Dual screens can improve your productivity by up to 50%. It’s one of the reasons why I like working at home – I can hook the desktop’s monitor up to my laptop for even more coding goodness. I could hook the Cintiq up if I ran X across a network connection, but three screens would just spoil me rotten. ;)

I used to switch my xorg.conf manually depending on whether I wanted a dual-screen or single-screen setup, but that required closing all my applications and restarting X. I wondered if there was a better way to do it. I came across Ubuntu Forums: Switch view modes (twinview) without leaving/reconfiguring X?, which led me to HOWTO: YES! There IS an easy way of trying out Xorg.conf without reloading X. The main post wasn’t helpful, but the segment “HOWTO: Make use of RandR 1.2 – or the ability to stick with one X configuration and dynamically add or remove screens and change display setups dynamically” was. I checked if xrandr was on my system, and it was. I removed the unnecessary lines from my xorg.conf and added the lines about SubSection “Display”… and it worked. Hooray!

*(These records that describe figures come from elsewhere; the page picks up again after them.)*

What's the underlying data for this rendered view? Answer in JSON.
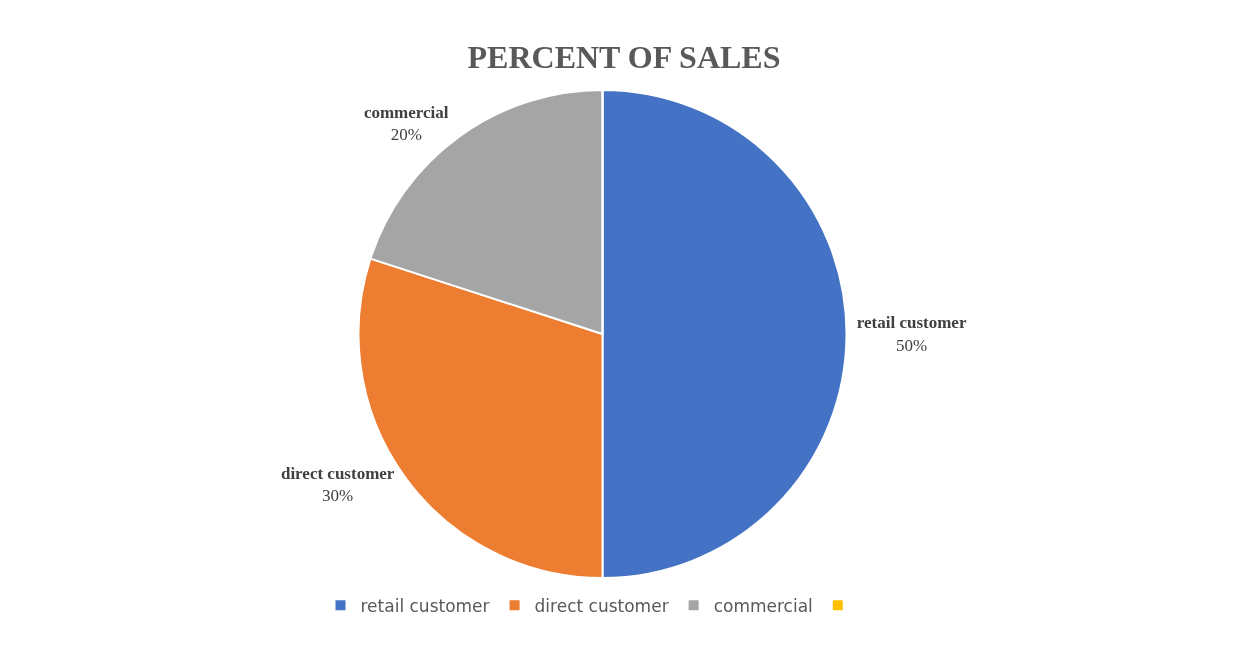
{
  "chart_data": {
    "type": "pie",
    "title": "PERCENT OF SALES",
    "categories": [
      "retail customer",
      "direct customer",
      "commercial",
      null
    ],
    "values": [
      50,
      30,
      20,
      0
    ],
    "colors": [
      "#4472c4",
      "#ed7d31",
      "#a5a5a5",
      "#ffc000"
    ],
    "value_labels": [
      "50%",
      "30%",
      "20%",
      null
    ],
    "legend": "bottom"
  }
}
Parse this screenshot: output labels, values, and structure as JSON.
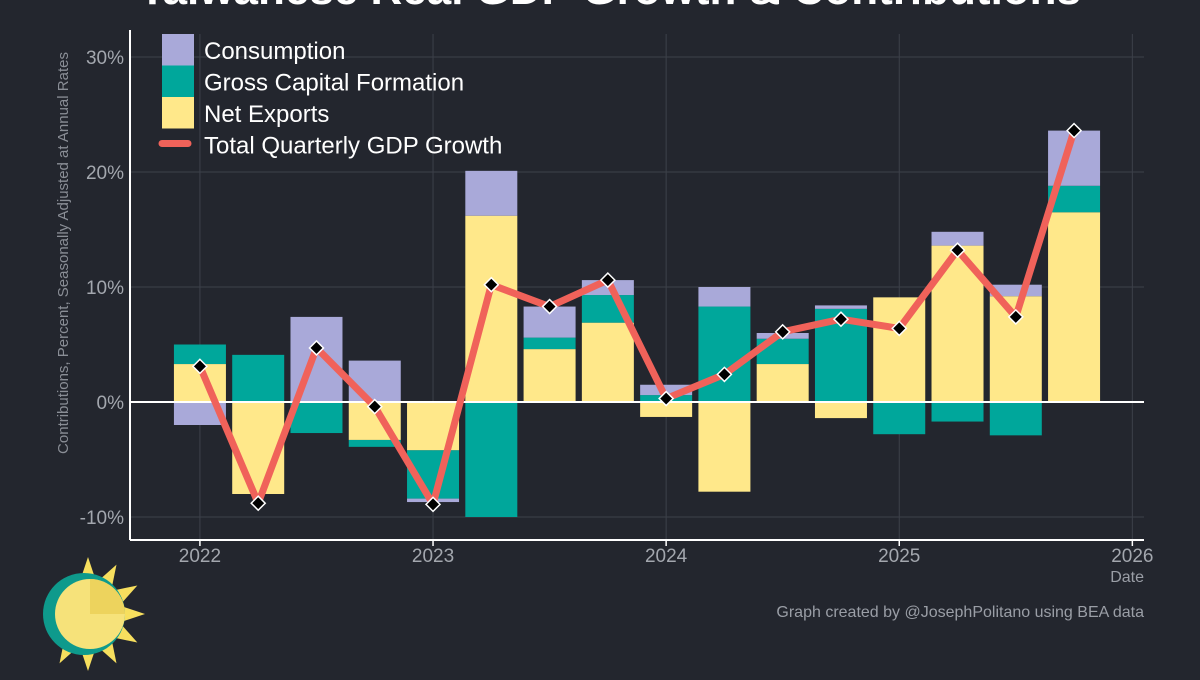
{
  "chart_data": {
    "type": "bar",
    "stacked": true,
    "title": "Taiwanese Real GDP Growth & Contributions",
    "ylabel": "Contributions, Percent, Seasonally Adjusted at Annual Rates",
    "xlabel": "Date",
    "ylim": [
      -12,
      32
    ],
    "xlim": [
      2021.7,
      2026.05
    ],
    "y_ticks": [
      -10,
      0,
      10,
      20,
      30
    ],
    "y_tick_labels": [
      "-10%",
      "0%",
      "10%",
      "20%",
      "30%"
    ],
    "x_ticks": [
      2022,
      2023,
      2024,
      2025,
      2026
    ],
    "x_tick_labels": [
      "2022",
      "2023",
      "2024",
      "2025",
      "2026"
    ],
    "grid": true,
    "legend_position": "top-left",
    "x": [
      2022.0,
      2022.25,
      2022.5,
      2022.75,
      2023.0,
      2023.25,
      2023.5,
      2023.75,
      2024.0,
      2024.25,
      2024.5,
      2024.75,
      2025.0,
      2025.25,
      2025.5,
      2025.75
    ],
    "series": [
      {
        "name": "Net Exports",
        "color": "#ffe88a",
        "values": [
          3.3,
          -8.0,
          0,
          -3.3,
          -4.2,
          16.2,
          4.6,
          6.9,
          -1.3,
          -7.8,
          3.3,
          -1.4,
          9.1,
          13.6,
          9.2,
          16.5
        ]
      },
      {
        "name": "Gross Capital Formation",
        "color": "#00a79b",
        "values": [
          1.7,
          4.1,
          -2.7,
          -0.6,
          -4.2,
          -10.0,
          1.0,
          2.4,
          0.6,
          8.3,
          2.2,
          8.1,
          -2.8,
          -1.7,
          -2.9,
          2.3
        ]
      },
      {
        "name": "Consumption",
        "color": "#a9a9d9",
        "values": [
          -2.0,
          0,
          7.4,
          3.6,
          -0.3,
          3.9,
          2.7,
          1.3,
          0.9,
          1.7,
          0.5,
          0.3,
          0,
          1.2,
          1.0,
          4.8
        ]
      }
    ],
    "line": {
      "name": "Total Quarterly GDP Growth",
      "color": "#f0625a",
      "values": [
        3.1,
        -8.8,
        4.7,
        -0.4,
        -8.9,
        10.2,
        8.3,
        10.6,
        0.3,
        2.4,
        6.1,
        7.2,
        6.4,
        13.2,
        7.4,
        23.6
      ]
    },
    "legend": [
      {
        "label": "Consumption",
        "color": "#a9a9d9",
        "kind": "box"
      },
      {
        "label": "Gross Capital Formation",
        "color": "#00a79b",
        "kind": "box"
      },
      {
        "label": "Net Exports",
        "color": "#ffe88a",
        "kind": "box"
      },
      {
        "label": "Total Quarterly GDP Growth",
        "color": "#f0625a",
        "kind": "line"
      }
    ],
    "credit": "Graph created by @JosephPolitano using BEA data"
  }
}
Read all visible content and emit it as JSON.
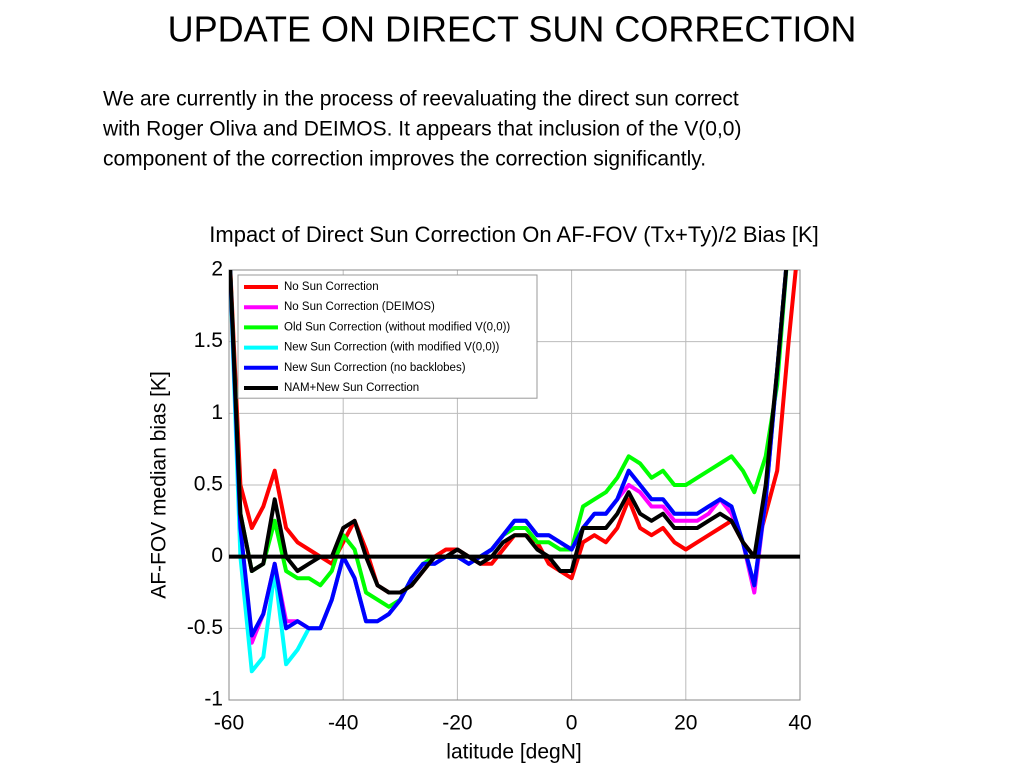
{
  "slide": {
    "title": "UPDATE ON DIRECT SUN CORRECTION",
    "body": [
      "We are currently in the process of reevaluating the direct sun correct",
      "with Roger Oliva and DEIMOS. It appears that inclusion of the V(0,0)",
      "component of the correction improves the correction significantly."
    ]
  },
  "chart_data": {
    "type": "line",
    "title": "Impact of Direct Sun Correction On AF-FOV (Tx+Ty)/2 Bias [K]",
    "xlabel": "latitude [degN]",
    "ylabel": "AF-FOV median bias [K]",
    "x": [
      -60,
      -58,
      -56,
      -54,
      -52,
      -50,
      -48,
      -46,
      -44,
      -42,
      -40,
      -38,
      -36,
      -34,
      -32,
      -30,
      -28,
      -26,
      -24,
      -22,
      -20,
      -18,
      -16,
      -14,
      -12,
      -10,
      -8,
      -6,
      -4,
      -2,
      0,
      2,
      4,
      6,
      8,
      10,
      12,
      14,
      16,
      18,
      20,
      22,
      24,
      26,
      28,
      30,
      32,
      34,
      36,
      38,
      40
    ],
    "series": [
      {
        "name": "No Sun Correction",
        "color": "#ff0000",
        "values": [
          2.2,
          0.5,
          0.2,
          0.35,
          0.6,
          0.2,
          0.1,
          0.05,
          0,
          -0.05,
          0.1,
          0.25,
          0.05,
          -0.2,
          -0.25,
          -0.25,
          -0.2,
          -0.1,
          0,
          0.05,
          0.05,
          0,
          -0.05,
          -0.05,
          0.05,
          0.15,
          0.15,
          0.1,
          -0.05,
          -0.1,
          -0.15,
          0.1,
          0.15,
          0.1,
          0.2,
          0.4,
          0.2,
          0.15,
          0.2,
          0.1,
          0.05,
          0.1,
          0.15,
          0.2,
          0.25,
          0.1,
          0,
          0.3,
          0.6,
          1.5,
          2.3
        ]
      },
      {
        "name": "No Sun Correction (DEIMOS)",
        "color": "#ff00ff",
        "values": [
          2.2,
          0.2,
          -0.6,
          -0.4,
          -0.05,
          -0.45,
          -0.45,
          -0.5,
          -0.5,
          -0.3,
          0,
          -0.15,
          -0.45,
          -0.45,
          -0.4,
          -0.3,
          -0.15,
          -0.05,
          -0.05,
          0,
          0,
          -0.05,
          0,
          0.05,
          0.15,
          0.25,
          0.25,
          0.15,
          0.15,
          0.1,
          0.05,
          0.2,
          0.3,
          0.3,
          0.4,
          0.5,
          0.45,
          0.35,
          0.35,
          0.25,
          0.25,
          0.25,
          0.3,
          0.4,
          0.3,
          0.1,
          -0.25,
          0.4,
          1.3,
          2.2,
          2.5
        ]
      },
      {
        "name": "Old Sun Correction (without modified V(0,0))",
        "color": "#00ff00",
        "values": [
          2.2,
          0.3,
          -0.1,
          -0.05,
          0.25,
          -0.1,
          -0.15,
          -0.15,
          -0.2,
          -0.1,
          0.15,
          0.05,
          -0.25,
          -0.3,
          -0.35,
          -0.3,
          -0.15,
          -0.05,
          0,
          0,
          0,
          -0.05,
          0,
          0.05,
          0.15,
          0.2,
          0.2,
          0.1,
          0.1,
          0.05,
          0.05,
          0.35,
          0.4,
          0.45,
          0.55,
          0.7,
          0.65,
          0.55,
          0.6,
          0.5,
          0.5,
          0.55,
          0.6,
          0.65,
          0.7,
          0.6,
          0.45,
          0.7,
          1.2,
          2.2,
          2.5
        ]
      },
      {
        "name": "New Sun Correction (with modified V(0,0))",
        "color": "#00ffff",
        "values": [
          2.2,
          0,
          -0.8,
          -0.7,
          -0.1,
          -0.75,
          -0.65,
          -0.5,
          -0.5,
          -0.3,
          0,
          -0.15,
          -0.45,
          -0.45,
          -0.4,
          -0.3,
          -0.15,
          -0.05,
          -0.05,
          0,
          0,
          -0.05,
          0,
          0.05,
          0.15,
          0.25,
          0.25,
          0.15,
          0.15,
          0.1,
          0.05,
          0.2,
          0.3,
          0.3,
          0.4,
          0.6,
          0.5,
          0.4,
          0.4,
          0.3,
          0.3,
          0.3,
          0.35,
          0.4,
          0.35,
          0.1,
          -0.2,
          0.4,
          1.3,
          2.2,
          2.5
        ]
      },
      {
        "name": "New Sun Correction (no backlobes)",
        "color": "#0000ff",
        "values": [
          2.2,
          0.2,
          -0.55,
          -0.4,
          -0.05,
          -0.5,
          -0.45,
          -0.5,
          -0.5,
          -0.3,
          0,
          -0.15,
          -0.45,
          -0.45,
          -0.4,
          -0.3,
          -0.15,
          -0.05,
          -0.05,
          0,
          0,
          -0.05,
          0,
          0.05,
          0.15,
          0.25,
          0.25,
          0.15,
          0.15,
          0.1,
          0.05,
          0.2,
          0.3,
          0.3,
          0.4,
          0.6,
          0.5,
          0.4,
          0.4,
          0.3,
          0.3,
          0.3,
          0.35,
          0.4,
          0.35,
          0.1,
          -0.2,
          0.4,
          1.3,
          2.2,
          2.5
        ]
      },
      {
        "name": "NAM+New Sun Correction",
        "color": "#000000",
        "values": [
          2.2,
          0.3,
          -0.1,
          -0.05,
          0.4,
          0,
          -0.1,
          -0.05,
          0,
          0,
          0.2,
          0.25,
          0,
          -0.2,
          -0.25,
          -0.25,
          -0.2,
          -0.1,
          0,
          0,
          0.05,
          0,
          -0.05,
          0,
          0.1,
          0.15,
          0.15,
          0.05,
          0,
          -0.1,
          -0.1,
          0.2,
          0.2,
          0.2,
          0.3,
          0.45,
          0.3,
          0.25,
          0.3,
          0.2,
          0.2,
          0.2,
          0.25,
          0.3,
          0.25,
          0.1,
          0,
          0.5,
          1.3,
          2.2,
          2.5
        ]
      }
    ],
    "xlim": [
      -60,
      40
    ],
    "xticks": [
      -60,
      -40,
      -20,
      0,
      20,
      40
    ],
    "ylim": [
      -1,
      2
    ],
    "yticks": [
      -1,
      -0.5,
      0,
      0.5,
      1,
      1.5,
      2
    ],
    "reference_line": 0,
    "grid": true,
    "legend": "upper left"
  }
}
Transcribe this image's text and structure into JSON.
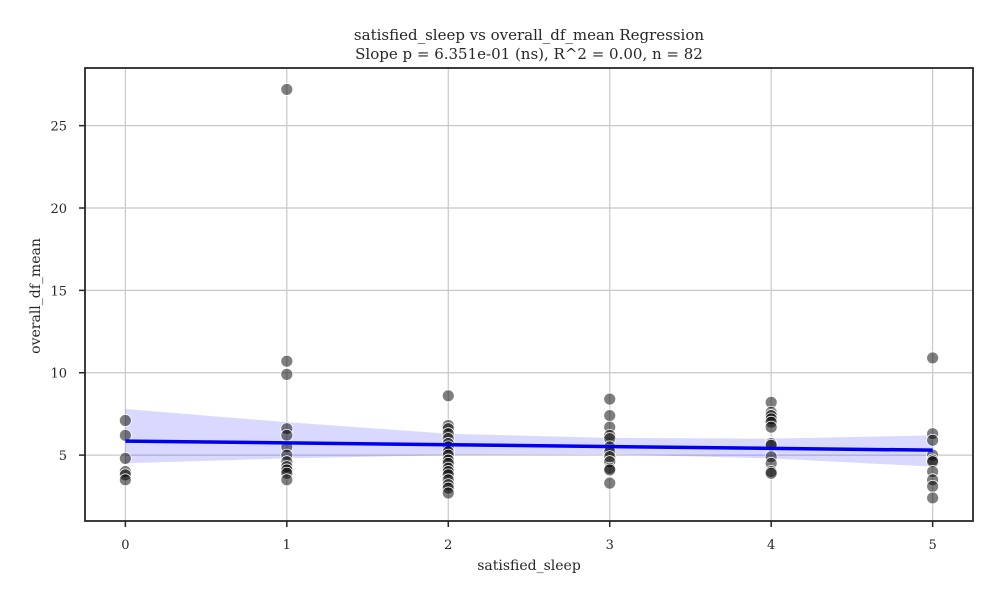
{
  "chart_data": {
    "type": "scatter",
    "title": "satisfied_sleep vs overall_df_mean Regression",
    "subtitle": "Slope p = 6.351e-01 (ns), R^2 = 0.00, n = 82",
    "xlabel": "satisfied_sleep",
    "ylabel": "overall_df_mean",
    "xlim": [
      -0.25,
      5.25
    ],
    "ylim": [
      1.0,
      28.5
    ],
    "x_ticks": [
      0,
      1,
      2,
      3,
      4,
      5
    ],
    "y_ticks": [
      5,
      10,
      15,
      20,
      25
    ],
    "grid": true,
    "points": [
      {
        "x": 0,
        "y": 7.1
      },
      {
        "x": 0,
        "y": 6.2
      },
      {
        "x": 0,
        "y": 4.8
      },
      {
        "x": 0,
        "y": 4.0
      },
      {
        "x": 0,
        "y": 3.8
      },
      {
        "x": 0,
        "y": 3.5
      },
      {
        "x": 1,
        "y": 27.2
      },
      {
        "x": 1,
        "y": 10.7
      },
      {
        "x": 1,
        "y": 9.9
      },
      {
        "x": 1,
        "y": 6.6
      },
      {
        "x": 1,
        "y": 6.2
      },
      {
        "x": 1,
        "y": 5.5
      },
      {
        "x": 1,
        "y": 5.0
      },
      {
        "x": 1,
        "y": 4.6
      },
      {
        "x": 1,
        "y": 4.3
      },
      {
        "x": 1,
        "y": 4.1
      },
      {
        "x": 1,
        "y": 3.9
      },
      {
        "x": 1,
        "y": 3.5
      },
      {
        "x": 2,
        "y": 8.6
      },
      {
        "x": 2,
        "y": 6.8
      },
      {
        "x": 2,
        "y": 6.6
      },
      {
        "x": 2,
        "y": 6.3
      },
      {
        "x": 2,
        "y": 6.0
      },
      {
        "x": 2,
        "y": 5.7
      },
      {
        "x": 2,
        "y": 5.5
      },
      {
        "x": 2,
        "y": 5.2
      },
      {
        "x": 2,
        "y": 5.0
      },
      {
        "x": 2,
        "y": 4.7
      },
      {
        "x": 2,
        "y": 4.5
      },
      {
        "x": 2,
        "y": 4.2
      },
      {
        "x": 2,
        "y": 4.0
      },
      {
        "x": 2,
        "y": 3.8
      },
      {
        "x": 2,
        "y": 3.5
      },
      {
        "x": 2,
        "y": 3.2
      },
      {
        "x": 2,
        "y": 3.0
      },
      {
        "x": 2,
        "y": 2.7
      },
      {
        "x": 3,
        "y": 8.4
      },
      {
        "x": 3,
        "y": 7.4
      },
      {
        "x": 3,
        "y": 6.7
      },
      {
        "x": 3,
        "y": 6.2
      },
      {
        "x": 3,
        "y": 6.0
      },
      {
        "x": 3,
        "y": 5.5
      },
      {
        "x": 3,
        "y": 5.2
      },
      {
        "x": 3,
        "y": 4.9
      },
      {
        "x": 3,
        "y": 4.6
      },
      {
        "x": 3,
        "y": 4.2
      },
      {
        "x": 3,
        "y": 4.1
      },
      {
        "x": 3,
        "y": 3.3
      },
      {
        "x": 4,
        "y": 8.2
      },
      {
        "x": 4,
        "y": 7.6
      },
      {
        "x": 4,
        "y": 7.4
      },
      {
        "x": 4,
        "y": 7.2
      },
      {
        "x": 4,
        "y": 7.0
      },
      {
        "x": 4,
        "y": 6.7
      },
      {
        "x": 4,
        "y": 5.7
      },
      {
        "x": 4,
        "y": 5.6
      },
      {
        "x": 4,
        "y": 4.9
      },
      {
        "x": 4,
        "y": 4.5
      },
      {
        "x": 4,
        "y": 4.0
      },
      {
        "x": 4,
        "y": 3.9
      },
      {
        "x": 5,
        "y": 10.9
      },
      {
        "x": 5,
        "y": 6.3
      },
      {
        "x": 5,
        "y": 5.9
      },
      {
        "x": 5,
        "y": 5.0
      },
      {
        "x": 5,
        "y": 4.7
      },
      {
        "x": 5,
        "y": 4.6
      },
      {
        "x": 5,
        "y": 4.0
      },
      {
        "x": 5,
        "y": 3.5
      },
      {
        "x": 5,
        "y": 3.1
      },
      {
        "x": 5,
        "y": 2.4
      }
    ],
    "regression": {
      "x": [
        0,
        5
      ],
      "y": [
        5.85,
        5.3
      ],
      "ci_x": [
        0,
        1,
        2,
        3,
        4,
        5
      ],
      "ci_upper": [
        7.8,
        7.0,
        6.3,
        6.05,
        6.0,
        6.2
      ],
      "ci_lower": [
        4.5,
        4.8,
        5.0,
        5.05,
        4.8,
        4.3
      ]
    },
    "colors": {
      "points": "#000000",
      "fit_line": "#0000ee",
      "ci_band": "#0000ff"
    }
  }
}
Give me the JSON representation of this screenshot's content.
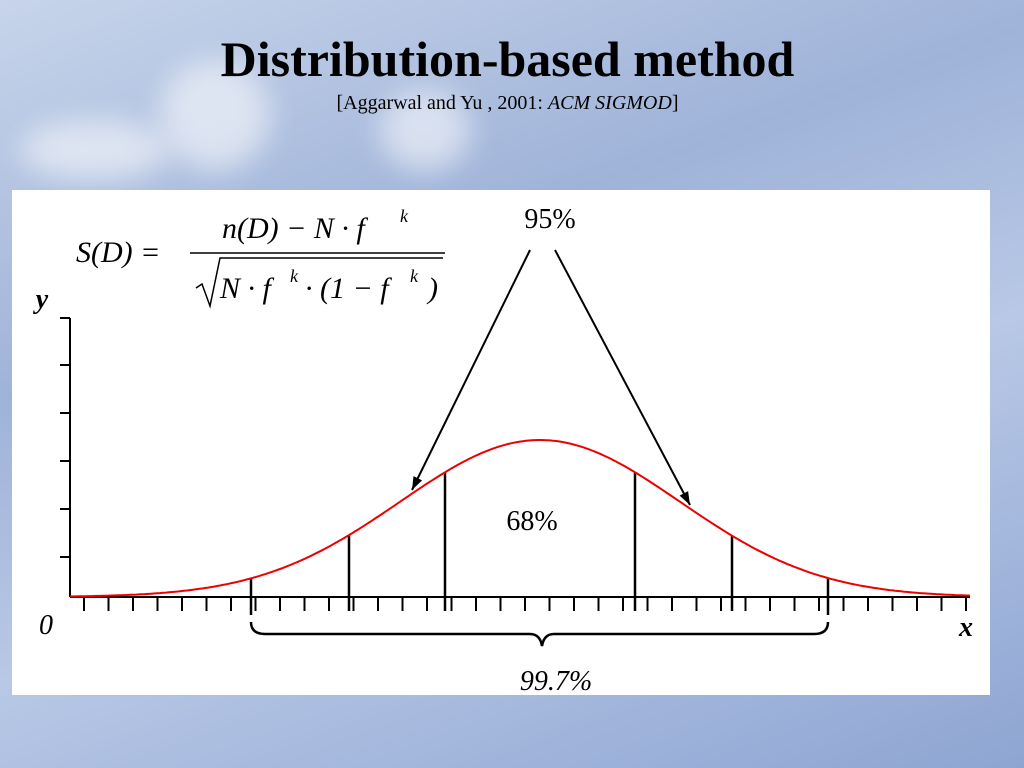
{
  "title": "Distribution-based method",
  "subtitle": {
    "text": "[Aggarwal and Yu  , 2001: ",
    "venue": "ACM SIGMOD",
    "close": "]"
  },
  "formula": {
    "lhs": "S(D) =",
    "numerator": [
      "n(D) − N · f",
      "k"
    ],
    "denominator": [
      "N · f",
      "k",
      "· (1 − f",
      "k",
      ")"
    ]
  },
  "diagram": {
    "top_label": "95%",
    "center_label": "68%",
    "bottom_label": "99.7%",
    "origin_label": "0",
    "x_label": "x",
    "y_label": "y"
  }
}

For future reference, here’s the command I used to set up my dual-screen display:

xrandr --output LVDS --right-of VGA-0   

This rocks.

  • Marc Grégoire

    I discovered this too a few weeks ago. A friend of mine runs meetings by projecting a pdf viewer, while editing the LaTeX source buffer on the screen of his laptop. He uses a Mac, but to my delight, it was remarkably easy to do with Debian too.

    See also item 2.6 at http://library.gnome.org/misc/release-notes/2.24/ . In Gnome 2.24, there’s a gui program to alter the display, without invoking xrandr at the command line.

    (By the way, very sorry to learn some people weren’t happy with your letter/e-mail; so few people send letters these days, I for one am delighted by whatever I receive.)